Apparaît un passage mystérieux et peu explicite ou Aristote parle d’un intellect « immortel » non corruptible sans doute nous survivant après la mort (il rejoint pour moi Platon sur ce point même si il ne s’aventure pas à parler de réincarnation comme son ancien maître ) et d’un autre corruptible (c’est à dire périssable ) nous permettant simplement de penser.

Grâce à l’intellect l’homme est également capable de penser de manière abstraite et théorique des objets non directement en relation avec ce que perçoivent ses sens.

Cependant pour Aristote même dans ce cas, les sens et l’imagination sont des instruments nécessaires à l’exercice de cette forme intelligence.

Donc finalement l’étroitesse de la relation âme-corps est démontrée.
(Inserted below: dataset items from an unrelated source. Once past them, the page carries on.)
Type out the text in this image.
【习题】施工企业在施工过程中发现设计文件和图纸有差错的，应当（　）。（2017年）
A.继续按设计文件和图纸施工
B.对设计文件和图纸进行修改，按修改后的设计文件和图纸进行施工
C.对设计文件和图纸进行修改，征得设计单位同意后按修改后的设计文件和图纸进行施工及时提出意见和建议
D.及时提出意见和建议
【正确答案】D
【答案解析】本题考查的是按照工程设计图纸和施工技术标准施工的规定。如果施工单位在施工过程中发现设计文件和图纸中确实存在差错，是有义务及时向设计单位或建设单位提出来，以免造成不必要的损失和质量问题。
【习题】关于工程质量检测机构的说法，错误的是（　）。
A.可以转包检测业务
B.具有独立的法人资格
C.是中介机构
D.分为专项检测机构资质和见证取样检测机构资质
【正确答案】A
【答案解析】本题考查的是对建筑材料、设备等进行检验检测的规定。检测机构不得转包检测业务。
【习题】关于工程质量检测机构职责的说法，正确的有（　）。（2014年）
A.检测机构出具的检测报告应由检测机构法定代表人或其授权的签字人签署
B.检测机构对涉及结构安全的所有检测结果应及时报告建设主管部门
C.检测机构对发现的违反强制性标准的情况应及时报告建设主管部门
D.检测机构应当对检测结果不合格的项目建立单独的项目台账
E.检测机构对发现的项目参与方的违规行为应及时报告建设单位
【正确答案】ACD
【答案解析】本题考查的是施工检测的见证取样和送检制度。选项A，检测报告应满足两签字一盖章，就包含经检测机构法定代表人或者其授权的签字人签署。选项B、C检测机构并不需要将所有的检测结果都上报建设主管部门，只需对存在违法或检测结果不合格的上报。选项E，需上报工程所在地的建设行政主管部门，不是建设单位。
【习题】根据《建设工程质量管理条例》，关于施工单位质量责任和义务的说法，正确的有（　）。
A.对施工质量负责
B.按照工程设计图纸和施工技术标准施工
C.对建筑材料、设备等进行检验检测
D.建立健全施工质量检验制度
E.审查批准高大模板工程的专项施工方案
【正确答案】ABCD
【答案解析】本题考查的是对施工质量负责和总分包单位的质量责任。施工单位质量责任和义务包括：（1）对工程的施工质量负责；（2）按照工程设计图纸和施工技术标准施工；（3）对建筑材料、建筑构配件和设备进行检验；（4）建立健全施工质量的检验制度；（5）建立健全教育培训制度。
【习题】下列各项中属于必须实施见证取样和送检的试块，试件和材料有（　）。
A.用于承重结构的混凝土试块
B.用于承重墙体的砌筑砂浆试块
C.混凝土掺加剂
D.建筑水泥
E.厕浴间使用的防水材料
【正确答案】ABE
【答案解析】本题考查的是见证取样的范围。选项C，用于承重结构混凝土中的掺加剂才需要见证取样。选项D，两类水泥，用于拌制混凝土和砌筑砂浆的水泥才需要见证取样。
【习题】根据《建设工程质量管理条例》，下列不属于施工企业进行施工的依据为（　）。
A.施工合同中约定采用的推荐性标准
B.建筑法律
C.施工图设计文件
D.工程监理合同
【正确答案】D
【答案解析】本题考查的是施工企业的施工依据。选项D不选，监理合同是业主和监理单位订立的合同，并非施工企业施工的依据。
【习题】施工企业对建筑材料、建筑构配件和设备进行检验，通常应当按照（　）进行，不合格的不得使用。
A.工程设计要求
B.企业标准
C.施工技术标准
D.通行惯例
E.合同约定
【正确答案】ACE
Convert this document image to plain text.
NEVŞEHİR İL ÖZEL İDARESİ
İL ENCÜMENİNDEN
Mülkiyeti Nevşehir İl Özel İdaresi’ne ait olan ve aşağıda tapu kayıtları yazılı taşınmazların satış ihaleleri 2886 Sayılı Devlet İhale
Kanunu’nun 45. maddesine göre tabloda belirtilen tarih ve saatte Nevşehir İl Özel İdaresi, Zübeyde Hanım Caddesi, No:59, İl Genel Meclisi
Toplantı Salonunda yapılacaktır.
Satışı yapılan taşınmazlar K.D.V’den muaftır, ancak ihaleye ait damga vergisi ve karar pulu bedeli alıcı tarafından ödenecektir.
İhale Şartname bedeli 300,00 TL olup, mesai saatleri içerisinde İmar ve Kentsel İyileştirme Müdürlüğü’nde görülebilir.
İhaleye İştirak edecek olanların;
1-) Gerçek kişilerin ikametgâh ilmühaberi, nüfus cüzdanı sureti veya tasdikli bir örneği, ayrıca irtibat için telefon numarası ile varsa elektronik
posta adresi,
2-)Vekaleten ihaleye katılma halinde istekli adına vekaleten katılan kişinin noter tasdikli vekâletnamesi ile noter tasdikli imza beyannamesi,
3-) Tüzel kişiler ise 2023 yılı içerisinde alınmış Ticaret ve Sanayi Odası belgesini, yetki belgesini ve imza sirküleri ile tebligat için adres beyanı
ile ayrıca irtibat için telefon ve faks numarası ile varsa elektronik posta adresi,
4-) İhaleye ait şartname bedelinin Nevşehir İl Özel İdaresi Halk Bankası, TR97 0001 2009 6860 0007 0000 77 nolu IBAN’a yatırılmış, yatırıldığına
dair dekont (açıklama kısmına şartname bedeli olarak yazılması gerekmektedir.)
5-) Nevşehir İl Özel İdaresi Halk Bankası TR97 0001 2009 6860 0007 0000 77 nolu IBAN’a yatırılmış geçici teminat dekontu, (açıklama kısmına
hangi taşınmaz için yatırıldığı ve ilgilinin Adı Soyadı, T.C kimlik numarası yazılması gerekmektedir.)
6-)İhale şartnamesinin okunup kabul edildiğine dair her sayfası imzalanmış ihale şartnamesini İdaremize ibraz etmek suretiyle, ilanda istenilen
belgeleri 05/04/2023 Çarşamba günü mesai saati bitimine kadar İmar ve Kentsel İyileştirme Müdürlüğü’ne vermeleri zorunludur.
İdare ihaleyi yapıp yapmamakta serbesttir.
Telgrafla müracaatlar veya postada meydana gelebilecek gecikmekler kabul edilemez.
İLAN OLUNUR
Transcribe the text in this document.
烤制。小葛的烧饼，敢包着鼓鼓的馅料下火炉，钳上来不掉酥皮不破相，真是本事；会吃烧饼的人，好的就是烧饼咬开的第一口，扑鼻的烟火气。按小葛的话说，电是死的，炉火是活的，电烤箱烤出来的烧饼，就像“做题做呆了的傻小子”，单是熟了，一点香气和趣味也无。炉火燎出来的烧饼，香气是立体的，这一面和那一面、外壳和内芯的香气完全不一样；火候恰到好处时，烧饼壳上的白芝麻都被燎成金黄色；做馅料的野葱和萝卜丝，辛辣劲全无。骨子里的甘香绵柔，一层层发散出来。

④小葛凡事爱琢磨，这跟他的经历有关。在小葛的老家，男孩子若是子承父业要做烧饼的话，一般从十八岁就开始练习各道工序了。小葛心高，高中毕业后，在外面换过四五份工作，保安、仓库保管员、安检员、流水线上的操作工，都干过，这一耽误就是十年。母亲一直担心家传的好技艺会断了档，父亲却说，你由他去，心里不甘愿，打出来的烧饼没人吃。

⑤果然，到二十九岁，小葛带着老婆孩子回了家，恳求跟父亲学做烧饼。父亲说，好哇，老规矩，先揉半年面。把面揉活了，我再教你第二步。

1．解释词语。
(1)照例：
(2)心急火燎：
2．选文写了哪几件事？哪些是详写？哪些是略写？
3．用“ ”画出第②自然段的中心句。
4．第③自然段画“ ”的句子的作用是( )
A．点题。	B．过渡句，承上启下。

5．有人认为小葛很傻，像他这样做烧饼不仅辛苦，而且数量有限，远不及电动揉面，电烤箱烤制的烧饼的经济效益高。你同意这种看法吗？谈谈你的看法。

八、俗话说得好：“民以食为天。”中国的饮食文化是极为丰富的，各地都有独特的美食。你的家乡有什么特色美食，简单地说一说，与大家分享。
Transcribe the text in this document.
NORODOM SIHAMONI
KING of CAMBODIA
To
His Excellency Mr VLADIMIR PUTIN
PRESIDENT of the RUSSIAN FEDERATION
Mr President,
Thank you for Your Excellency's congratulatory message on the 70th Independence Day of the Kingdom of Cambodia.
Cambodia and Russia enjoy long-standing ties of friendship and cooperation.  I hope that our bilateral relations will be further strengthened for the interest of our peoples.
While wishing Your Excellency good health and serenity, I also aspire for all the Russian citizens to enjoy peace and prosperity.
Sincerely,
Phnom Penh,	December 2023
Livre difficile traitant d’une notion abstraite, intangible difficilement appréhendable, menant assez vite à la notion de religion et du divin, « De l’âme » est un ouvrage sans doute plus ardu que l’Ethique ou le Politique, à relire et à méditer longuement pour commencer à comprendre la pensée profonde de l’auteur.

J’avoue sans honte que certains passages m’ont semblé peu clairs et mériteraient une relecture approfondie.

Mais au final une question me tarabuste : comment en effet démontrer l’existence d’une véritable âme ?

J’ai l’impression que Descartes (que je n’ai pas lu) et l’Eglise catholique ont nié la notion d’âme aux animaux et aux plantes, l’accordant simplement à l’homme.

Mais finalement ne parlaient ils pas tout simplement d’intelligence ?

Aristote lui semble plus large dans sa vision de l’âme.

L’ouvrage m’a peut être paradoxalement plus impressionné par la finesse de ses analyses biologiques du monde végétal et animal avec la conclusion que je tire à savoir que les êtres  reçoivent de la Nature le niveau de complexité de leur âme nécessaire à assurer les actes permettant leur survie.

Ainsi  on peut dire que Chuck Norris a juste reçu le niveau de complexité d’âme qui lui était nécessaire pour se nourrir et frapper très fort tout ce qui se présentait à lui.